Israel’s Mellanox Technologies Ltd. said it will cut its workforce by some 100 people amid a decision to discontinue the development of one line of its chips, effective immediately.
In its statement released Tuesday, Mellanox said it will discontinue its 1550nm Silicon Photonics development activities, saying the business had not yielded the results it had hoped. All of the job cuts will be in the US. The company employs some 2,900 people globally, most of them in Israel, according to company data.
The Israeli maker of servers and storage switching solutions announced its decision a day after activist investor Starboard Value LP, which is the company’s largest shareholder, said “substantial change” is needed at the company to improve its performance. But Mellanox CEO Eyal Waldman said the company had begun a review of the silicon photonics business in May.
“The Mellanox Board of Directors and management team continually review our strategic priorities and investments to ensure they meet our future goals. We began our review of the silicon photonics business in May of 2017, but as the business did not become accretive as we had hoped, we decided to discontinue our 1550nm Silicon Photonics development activities,” said Waldman.
The discontinuation of the 1550nm silicon photonics development activities is not expected to have an impact on fiscal 2018 revenues and is projected to result in expected fiscal 2018 adjusted operating expense savings of $26 million to $28 million, Mellanox said.

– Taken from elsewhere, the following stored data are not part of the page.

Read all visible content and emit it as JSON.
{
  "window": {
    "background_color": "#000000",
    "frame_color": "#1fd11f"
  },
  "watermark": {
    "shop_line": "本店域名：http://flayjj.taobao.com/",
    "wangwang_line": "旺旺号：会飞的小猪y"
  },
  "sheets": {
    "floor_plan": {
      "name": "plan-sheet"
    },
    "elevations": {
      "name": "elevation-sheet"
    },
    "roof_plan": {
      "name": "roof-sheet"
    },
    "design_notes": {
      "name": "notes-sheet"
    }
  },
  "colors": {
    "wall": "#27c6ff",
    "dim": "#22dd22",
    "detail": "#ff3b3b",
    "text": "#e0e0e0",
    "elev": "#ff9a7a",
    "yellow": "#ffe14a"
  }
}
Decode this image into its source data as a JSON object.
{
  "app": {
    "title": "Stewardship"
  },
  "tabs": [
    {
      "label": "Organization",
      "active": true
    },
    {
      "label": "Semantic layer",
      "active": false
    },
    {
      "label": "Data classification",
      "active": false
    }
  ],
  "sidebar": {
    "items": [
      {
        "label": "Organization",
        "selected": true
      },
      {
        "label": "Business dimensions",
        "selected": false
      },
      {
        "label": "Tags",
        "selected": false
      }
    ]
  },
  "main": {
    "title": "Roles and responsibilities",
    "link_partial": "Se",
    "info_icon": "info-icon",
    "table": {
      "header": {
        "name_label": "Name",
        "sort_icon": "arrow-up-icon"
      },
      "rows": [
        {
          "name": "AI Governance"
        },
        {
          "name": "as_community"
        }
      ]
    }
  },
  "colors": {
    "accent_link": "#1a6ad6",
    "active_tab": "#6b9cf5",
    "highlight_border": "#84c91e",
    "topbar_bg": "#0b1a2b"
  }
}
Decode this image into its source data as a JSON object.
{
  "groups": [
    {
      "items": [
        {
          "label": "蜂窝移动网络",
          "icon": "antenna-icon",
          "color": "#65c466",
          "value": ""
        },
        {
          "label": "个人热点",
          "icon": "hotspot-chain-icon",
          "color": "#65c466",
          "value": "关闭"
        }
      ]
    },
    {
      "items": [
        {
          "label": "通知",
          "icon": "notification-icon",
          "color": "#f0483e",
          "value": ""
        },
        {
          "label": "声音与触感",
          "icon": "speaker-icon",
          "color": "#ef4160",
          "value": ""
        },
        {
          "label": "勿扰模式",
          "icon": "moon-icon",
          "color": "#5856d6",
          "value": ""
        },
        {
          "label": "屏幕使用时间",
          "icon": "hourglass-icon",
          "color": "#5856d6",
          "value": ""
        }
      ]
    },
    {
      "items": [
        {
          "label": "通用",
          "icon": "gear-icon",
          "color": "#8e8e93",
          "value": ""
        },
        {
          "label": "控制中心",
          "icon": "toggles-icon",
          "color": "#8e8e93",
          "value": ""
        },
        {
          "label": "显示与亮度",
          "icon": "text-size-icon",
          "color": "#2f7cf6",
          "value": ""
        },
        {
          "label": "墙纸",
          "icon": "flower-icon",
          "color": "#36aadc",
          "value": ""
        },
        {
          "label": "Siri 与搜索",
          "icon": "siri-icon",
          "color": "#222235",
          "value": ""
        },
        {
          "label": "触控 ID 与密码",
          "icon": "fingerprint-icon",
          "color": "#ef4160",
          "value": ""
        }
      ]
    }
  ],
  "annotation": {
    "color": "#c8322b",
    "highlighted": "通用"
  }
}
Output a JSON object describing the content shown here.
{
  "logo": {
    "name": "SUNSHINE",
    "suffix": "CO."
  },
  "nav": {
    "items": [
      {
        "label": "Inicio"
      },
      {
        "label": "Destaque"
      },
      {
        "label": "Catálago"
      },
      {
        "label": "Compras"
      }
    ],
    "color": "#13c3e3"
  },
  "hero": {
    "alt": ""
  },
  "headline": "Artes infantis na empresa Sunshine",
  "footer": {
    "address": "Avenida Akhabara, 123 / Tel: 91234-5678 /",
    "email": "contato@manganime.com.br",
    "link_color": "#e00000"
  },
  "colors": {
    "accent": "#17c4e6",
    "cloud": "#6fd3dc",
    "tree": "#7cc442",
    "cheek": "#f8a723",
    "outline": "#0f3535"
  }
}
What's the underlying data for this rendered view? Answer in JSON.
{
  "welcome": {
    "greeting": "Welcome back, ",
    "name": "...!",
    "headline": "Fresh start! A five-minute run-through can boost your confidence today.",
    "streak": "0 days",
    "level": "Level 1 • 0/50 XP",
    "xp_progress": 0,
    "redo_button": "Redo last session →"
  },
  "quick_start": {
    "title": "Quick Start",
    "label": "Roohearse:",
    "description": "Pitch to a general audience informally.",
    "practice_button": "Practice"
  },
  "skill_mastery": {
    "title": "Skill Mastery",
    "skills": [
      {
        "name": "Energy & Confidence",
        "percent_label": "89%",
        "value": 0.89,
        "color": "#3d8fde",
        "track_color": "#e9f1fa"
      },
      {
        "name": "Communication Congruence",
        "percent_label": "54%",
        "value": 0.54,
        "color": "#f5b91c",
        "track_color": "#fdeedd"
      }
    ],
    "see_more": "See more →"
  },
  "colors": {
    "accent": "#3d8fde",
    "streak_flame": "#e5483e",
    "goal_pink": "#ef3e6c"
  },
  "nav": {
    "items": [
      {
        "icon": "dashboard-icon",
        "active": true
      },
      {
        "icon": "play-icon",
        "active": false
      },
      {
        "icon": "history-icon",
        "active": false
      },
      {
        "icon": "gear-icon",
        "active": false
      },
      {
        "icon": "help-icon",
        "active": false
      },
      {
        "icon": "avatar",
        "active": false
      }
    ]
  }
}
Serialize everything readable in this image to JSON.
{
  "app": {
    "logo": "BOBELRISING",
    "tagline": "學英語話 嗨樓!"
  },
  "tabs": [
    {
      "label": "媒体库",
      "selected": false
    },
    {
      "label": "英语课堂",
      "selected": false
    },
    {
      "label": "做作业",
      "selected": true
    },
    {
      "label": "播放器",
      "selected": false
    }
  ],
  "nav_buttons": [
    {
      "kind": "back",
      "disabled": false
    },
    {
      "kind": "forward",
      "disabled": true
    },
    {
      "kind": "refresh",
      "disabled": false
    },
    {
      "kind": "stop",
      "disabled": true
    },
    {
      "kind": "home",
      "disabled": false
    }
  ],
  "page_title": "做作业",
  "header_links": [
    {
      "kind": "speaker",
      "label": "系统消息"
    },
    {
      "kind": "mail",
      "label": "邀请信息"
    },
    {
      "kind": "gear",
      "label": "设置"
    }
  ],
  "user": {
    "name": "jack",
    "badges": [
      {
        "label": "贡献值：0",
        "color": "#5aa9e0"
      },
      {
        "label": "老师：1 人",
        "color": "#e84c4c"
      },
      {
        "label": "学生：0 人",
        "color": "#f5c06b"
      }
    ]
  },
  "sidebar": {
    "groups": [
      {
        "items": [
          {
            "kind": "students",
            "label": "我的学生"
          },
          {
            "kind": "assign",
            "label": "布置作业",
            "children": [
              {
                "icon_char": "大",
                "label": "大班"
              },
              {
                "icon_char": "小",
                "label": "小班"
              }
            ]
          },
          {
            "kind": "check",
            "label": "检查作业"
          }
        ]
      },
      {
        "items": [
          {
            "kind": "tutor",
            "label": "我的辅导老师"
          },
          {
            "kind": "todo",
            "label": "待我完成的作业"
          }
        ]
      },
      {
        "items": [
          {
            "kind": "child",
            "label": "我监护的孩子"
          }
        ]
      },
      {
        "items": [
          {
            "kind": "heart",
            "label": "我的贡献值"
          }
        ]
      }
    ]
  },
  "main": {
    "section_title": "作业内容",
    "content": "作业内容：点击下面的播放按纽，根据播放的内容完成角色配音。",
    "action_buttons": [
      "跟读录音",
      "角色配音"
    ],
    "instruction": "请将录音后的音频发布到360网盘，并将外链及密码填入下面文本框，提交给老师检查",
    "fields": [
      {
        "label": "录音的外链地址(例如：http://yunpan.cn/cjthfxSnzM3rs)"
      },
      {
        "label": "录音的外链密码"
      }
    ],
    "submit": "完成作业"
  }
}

The firm said it expects the move to generate a cost of $21 million to $24 million, including some $4 million to $5 million of cash expenses, related mostly to severance costs as well as approximately $17 million to $19 million of other charges.
The company is scheduled to publish its fourth quarter financial results on January 18, when it will also provide more detail on its 2017 results and its 2018 outlook, the statement said.
Starboard said that the targets set by Mellanox for 2018, released in December, for low to mid-teens revenue growth in 2018, represent just “a modest improvement” in the firm’s strategy for the future.